Malatya’da, Fırat Nehri kıyısında anlatılan Köşkerbaba Efsanesi, tarih ile halk anlatılarını aynı potada buluşturuyor. Urartu döneminden Osmanlı’ya uzanan izler taşıyan Köşkerbaba Höyüğü, hem arkeolojik veriler hem de sözlü kültür açısından dikkat çekiyor.
Tarihi kaynaklara göre, Urartu Kralı II. Sardur’un yaklaşık 2 bin 800 yıl önce Fırat Nehri’ni geçerek Malatya’ya kadar ilerlediği biliniyor. İzollu’da kayaya kazınan ve bir kopyası Malatya Arkeoloji Müzesi’nde bulunan yazıtta, Sardur’un Fırat’ı tanrılara ettiği duaların ardından geçtiği ifade ediliyor. Bu geçişin gerçekleştiği yerin Köşkerbaba Höyüğü olduğu kabul ediliyor.
Battalgazi ilçesinin doğusunda yer alan Köşkerbaba Höyüğü, Karakaya Barajı’nın yapılmasının ardından sular altında kaldı. Yapılan araştırmalarda höyükte, İlk Tunç Çağı’ndan Osmanlı Dönemi’ne kadar uzanan kesintisiz yerleşim izlerine rastlandı.
Sessiz Bir İyilik Örneği
Halk arasında anlatılan rivayetlere göre Köşkerbaba, köyde yemenicilik yapan bir ayakkabı ustasıydı. Parası olandan ücret aldığı, olmayanlardan ise dua kabul ettiği anlatılıyor. Bayram öncesi ayakkabı alamayacak durumda olan ailelerin kapısına, geceleri ayakkabı bıraktığı, bu iyiliklerin duyulmasını istemediği belirtiliyor.

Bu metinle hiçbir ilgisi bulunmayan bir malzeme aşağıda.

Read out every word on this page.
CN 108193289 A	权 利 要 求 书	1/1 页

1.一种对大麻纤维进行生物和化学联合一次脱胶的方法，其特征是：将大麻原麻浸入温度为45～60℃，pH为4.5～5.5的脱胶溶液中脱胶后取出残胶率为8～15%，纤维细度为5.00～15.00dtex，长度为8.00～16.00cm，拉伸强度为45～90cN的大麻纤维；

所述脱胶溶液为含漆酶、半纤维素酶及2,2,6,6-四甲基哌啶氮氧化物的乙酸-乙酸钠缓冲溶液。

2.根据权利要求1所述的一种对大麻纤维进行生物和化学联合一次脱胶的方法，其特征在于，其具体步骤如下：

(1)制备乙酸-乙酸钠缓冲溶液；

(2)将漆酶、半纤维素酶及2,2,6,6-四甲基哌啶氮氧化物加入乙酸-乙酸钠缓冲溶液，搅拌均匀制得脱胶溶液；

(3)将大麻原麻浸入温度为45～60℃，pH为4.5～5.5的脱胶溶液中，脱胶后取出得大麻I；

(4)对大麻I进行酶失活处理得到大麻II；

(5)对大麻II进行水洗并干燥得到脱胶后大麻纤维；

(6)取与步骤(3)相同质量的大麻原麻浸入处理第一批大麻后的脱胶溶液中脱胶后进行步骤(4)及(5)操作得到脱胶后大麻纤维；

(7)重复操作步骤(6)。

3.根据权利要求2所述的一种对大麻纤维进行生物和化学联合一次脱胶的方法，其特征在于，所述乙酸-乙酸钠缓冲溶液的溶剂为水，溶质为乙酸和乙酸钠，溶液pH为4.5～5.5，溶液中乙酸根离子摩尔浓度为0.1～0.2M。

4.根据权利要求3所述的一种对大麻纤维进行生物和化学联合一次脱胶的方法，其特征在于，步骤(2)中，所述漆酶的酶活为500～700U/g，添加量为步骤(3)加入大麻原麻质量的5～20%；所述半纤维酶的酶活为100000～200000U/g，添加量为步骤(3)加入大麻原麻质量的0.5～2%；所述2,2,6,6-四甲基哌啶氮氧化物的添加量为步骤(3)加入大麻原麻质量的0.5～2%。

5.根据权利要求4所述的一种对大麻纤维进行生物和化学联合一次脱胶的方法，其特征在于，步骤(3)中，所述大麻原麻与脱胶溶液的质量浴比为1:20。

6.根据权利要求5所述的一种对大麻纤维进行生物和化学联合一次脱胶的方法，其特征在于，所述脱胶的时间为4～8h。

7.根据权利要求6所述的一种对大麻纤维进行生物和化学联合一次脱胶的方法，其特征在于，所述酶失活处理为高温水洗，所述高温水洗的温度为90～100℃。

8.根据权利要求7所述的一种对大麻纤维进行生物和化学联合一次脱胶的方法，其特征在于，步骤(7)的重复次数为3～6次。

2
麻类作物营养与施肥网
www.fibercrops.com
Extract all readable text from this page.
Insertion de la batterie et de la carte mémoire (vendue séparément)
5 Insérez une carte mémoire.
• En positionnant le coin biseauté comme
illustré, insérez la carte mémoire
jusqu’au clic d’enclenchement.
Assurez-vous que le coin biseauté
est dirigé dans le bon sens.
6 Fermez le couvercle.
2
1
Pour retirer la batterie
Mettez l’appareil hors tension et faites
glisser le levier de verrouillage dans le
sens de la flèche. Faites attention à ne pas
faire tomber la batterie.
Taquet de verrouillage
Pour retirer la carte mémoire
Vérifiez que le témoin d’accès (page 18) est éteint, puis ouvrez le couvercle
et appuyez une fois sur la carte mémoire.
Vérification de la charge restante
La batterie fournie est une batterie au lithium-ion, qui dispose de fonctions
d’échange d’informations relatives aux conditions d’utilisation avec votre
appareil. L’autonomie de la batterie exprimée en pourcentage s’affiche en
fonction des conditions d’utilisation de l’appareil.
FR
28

Rivayetlerle Günümüze Taşındı
Köşkerbaba’nın fiziksel yapısının sıra dışı olduğu, Fırat’tan bulunduğu yerden su alabilecek kadar iri yapılı olduğu yönündeki anlatılar da efsanenin dikkat çeken bölümleri arasında yer alıyor. Vefatının ardından ise mezarının büyüklüğüyle ilgili farklı rivayetler halk arasında anlatılmaya devam ediyor.
Karakaya Barajı’nın suları altında kalan Köşkerbaba Höyüğü, bugün fiziki olarak görülemese de Malatya’nın kültürel belleğinde yaşamayı sürdürüyor. Uzmanlar, bu tür efsanelerin kentin tarihsel kimliğinin anlaşılması açısından önemli olduğunu vurguluyor.